En souvenir d’Egypte
Deutéronome 5 : 12 – 15
Si vous me posez la question ce soir à savoir ce qui m’intrigue dans toute cette histoire-là de sabbat, ça serait sûrement ce fameux souvenir d’Égypte sur lequel insiste tant Dieu. « Tu te souviendras, dit-il, que tu as été esclave en Égypte, et que je t’en ai fait sortir grâce à ma puissance irrésistible. » Comment ça se fait que tout-le-monde doit arrêter leur ouvrage pour se rappeler de leur propre esclavage ? Qu’est-ce que ça veut dire cette « revendication » du repos et du souvenir ? Pour moi… c’est « irrésistible » d’examiner l’actualité de notre coin de pays, question d’y faire sens un peu.
Vous n’êtes peut-être pas sans savoir que, en ce moment même, nos chers bibliothécaires de la ville de Québec sont partis en grève. Un repos commandé pour tout-le-monde, forcément revendicateur, qui dure depuis mars dernier. Imaginez-vous donc : mars dernier !
Une connaissance me racontait l’autre jour qu’elle est même allée se renseigner auprès de son député. Elle voulait connaître les revendications des employés et voir ce qui serait proposé comme ajustements de la part de notre bon gouvernement. Le député en question – dans toute sa sagesse – lui aurait indiqué qu’il n’y avait pas de presse à régler le cas, que ça n’intéressait pas grand monde, de toute façon, les bibliothèques. Ça l’air que la culture ce n’est pas un grand enjeu électoral, hein ! Étonnante réponse que celle-là, bien que plutôt prévisible quand on réfléchie deux minutes aux règles qui régissent de notre monde et avec lesquelles il faut se débattre à certaines occasions.

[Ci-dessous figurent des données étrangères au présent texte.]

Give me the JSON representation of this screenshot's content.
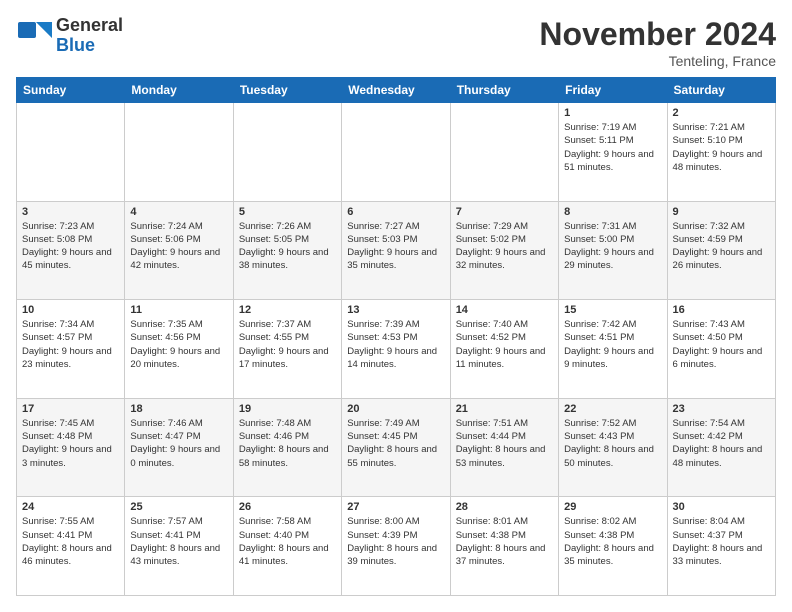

Je sais que je prêche à des gens qui sont au courant de tout ça. À Sainte-Claire, on a des enseignants, des pasteurs et d’autres professionnels qui ont passé par plusieurs luttes ! Il ne fait aucun doute pour moi que vous savez à quel point ça peut être difficile. Difficile de traiter avec nos Égyptes qui gèrent le monde selon une logique mercantile et électorale. Ça… ça touche nos vies, veux veux pas. Plusieurs d’entre nous sont payés selon l’offre, la demande et – bien sûr – les merveilleuses subventions. Les structures pyramidales décident souvent de notre avenir et notre aisance.

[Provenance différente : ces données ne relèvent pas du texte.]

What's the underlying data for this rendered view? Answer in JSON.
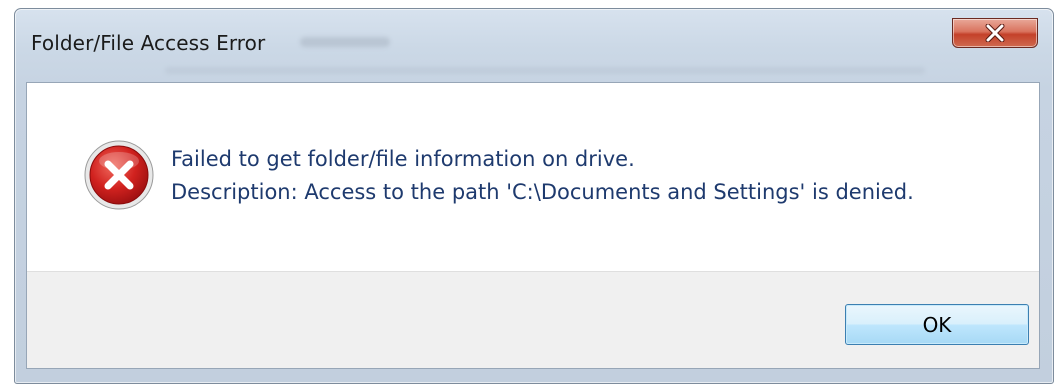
{
  "window": {
    "title": "Folder/File Access Error"
  },
  "message": {
    "icon": "error-icon",
    "line1": "Failed to get folder/file information on drive.",
    "line2": "Description: Access to the path 'C:\\Documents and Settings' is denied."
  },
  "buttons": {
    "ok_label": "OK",
    "close_icon": "close-icon"
  },
  "colors": {
    "message_text": "#1e3a6e",
    "error_red": "#c8191b",
    "close_button": "#c4412a",
    "ok_border": "#3c7fb1"
  }
}
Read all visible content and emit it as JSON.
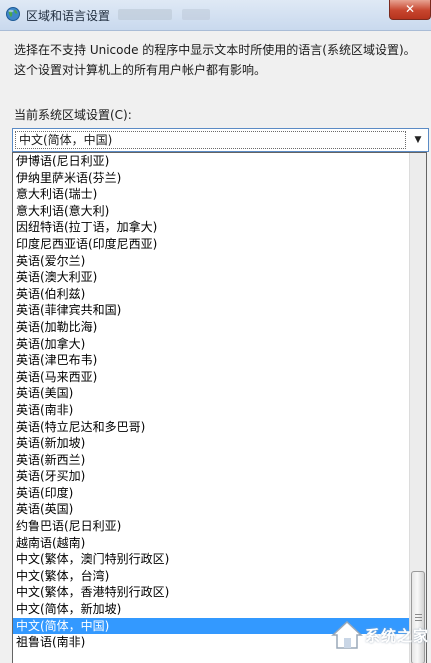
{
  "window": {
    "title": "区域和语言设置",
    "close_label": "✕"
  },
  "description": "选择在不支持 Unicode 的程序中显示文本时所使用的语言(系统区域设置)。这个设置对计算机上的所有用户帐户都有影响。",
  "locale": {
    "label": "当前系统区域设置(C):",
    "selected": "中文(简体，中国)",
    "options": [
      "伊博语(尼日利亚)",
      "伊纳里萨米语(芬兰)",
      "意大利语(瑞士)",
      "意大利语(意大利)",
      "因纽特语(拉丁语，加拿大)",
      "印度尼西亚语(印度尼西亚)",
      "英语(爱尔兰)",
      "英语(澳大利亚)",
      "英语(伯利兹)",
      "英语(菲律宾共和国)",
      "英语(加勒比海)",
      "英语(加拿大)",
      "英语(津巴布韦)",
      "英语(马来西亚)",
      "英语(美国)",
      "英语(南非)",
      "英语(特立尼达和多巴哥)",
      "英语(新加坡)",
      "英语(新西兰)",
      "英语(牙买加)",
      "英语(印度)",
      "英语(英国)",
      "约鲁巴语(尼日利亚)",
      "越南语(越南)",
      "中文(繁体，澳门特别行政区)",
      "中文(繁体，台湾)",
      "中文(繁体，香港特别行政区)",
      "中文(简体，新加坡)",
      "中文(简体，中国)",
      "祖鲁语(南非)"
    ],
    "selected_index": 28
  },
  "watermark": {
    "text": "系统之家"
  },
  "colors": {
    "selection": "#3399ff",
    "titlebar": "#c9d9ee",
    "close": "#c7452e"
  },
  "icons": {
    "app": "globe-icon",
    "dropdown": "chevron-down-icon"
  }
}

C’est peu dire que, comme êtres humains, nous sommes soumis à divers systèmes économiques desquels on dépend de manière souvent involontaire. Des systèmes pas toujours justes, qui nous avantagent et nous désavantagent selon des règles arbitraires. Mais ça, ce n’est pas nouveau dans l’histoire de l’humanité, n’est-ce pas ? Nous, le peuple de Dieu, connaissons bien cette Égypte-là dans toutes ses manifestations. C’est en fait écrit dans notre ADN judéo-chrétien. Suffit de prendre un p’tit temps d’arrêt pour nous rappeler.

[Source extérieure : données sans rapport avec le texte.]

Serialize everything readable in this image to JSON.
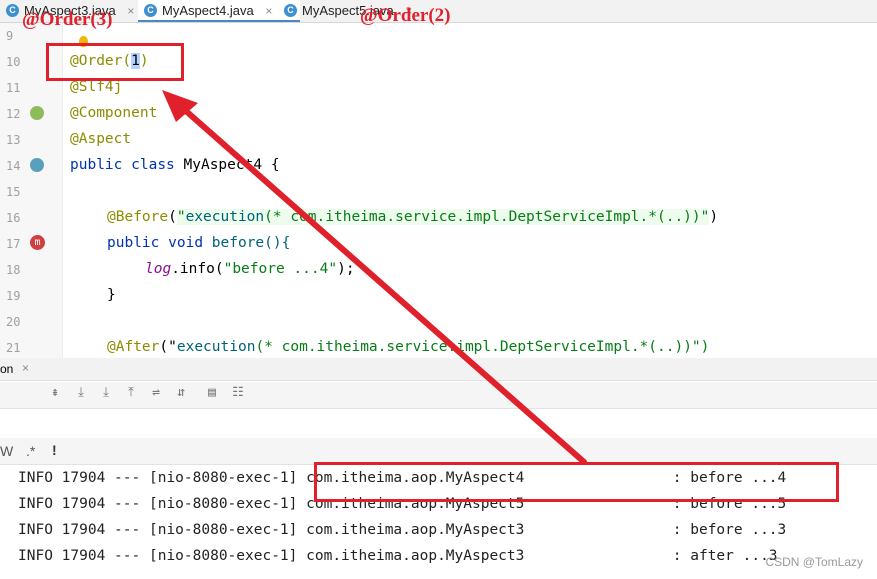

Souvenons-nous… Souvenons-nous comment la Bible, à travers plusieurs histoires et personnages, nous raconte nos esclavages passés. On se souvient évidemment des Hébreux en Égypte puis la promesse de Dieu qui annonça la libération de son peuple par l’entremise de Moïse. On connaît aussi les épîtres de Paul nous indiquant comment Dieu nous délivra de la mort et du péché par l’entremise de son fils ou encore Jésus, dans les Évangiles, qui libère des personnes possédées et qui nous invite à célébrer la Sainte-Cène en souvenir de lui. Chose promise du Seigneur, chose accordée. Mais, aux yeux des Écritures, chose accomplie sous-entends aussi… chose à venir et à se souvenir. Dieu sait que le peuple des saints est un habitué des voyages en Égypte. Il connaît nos guerres plus ou moins récentes… et à venir. Nos récessions, nos systèmes capitalistes. Nos échecs personnels et collectifs.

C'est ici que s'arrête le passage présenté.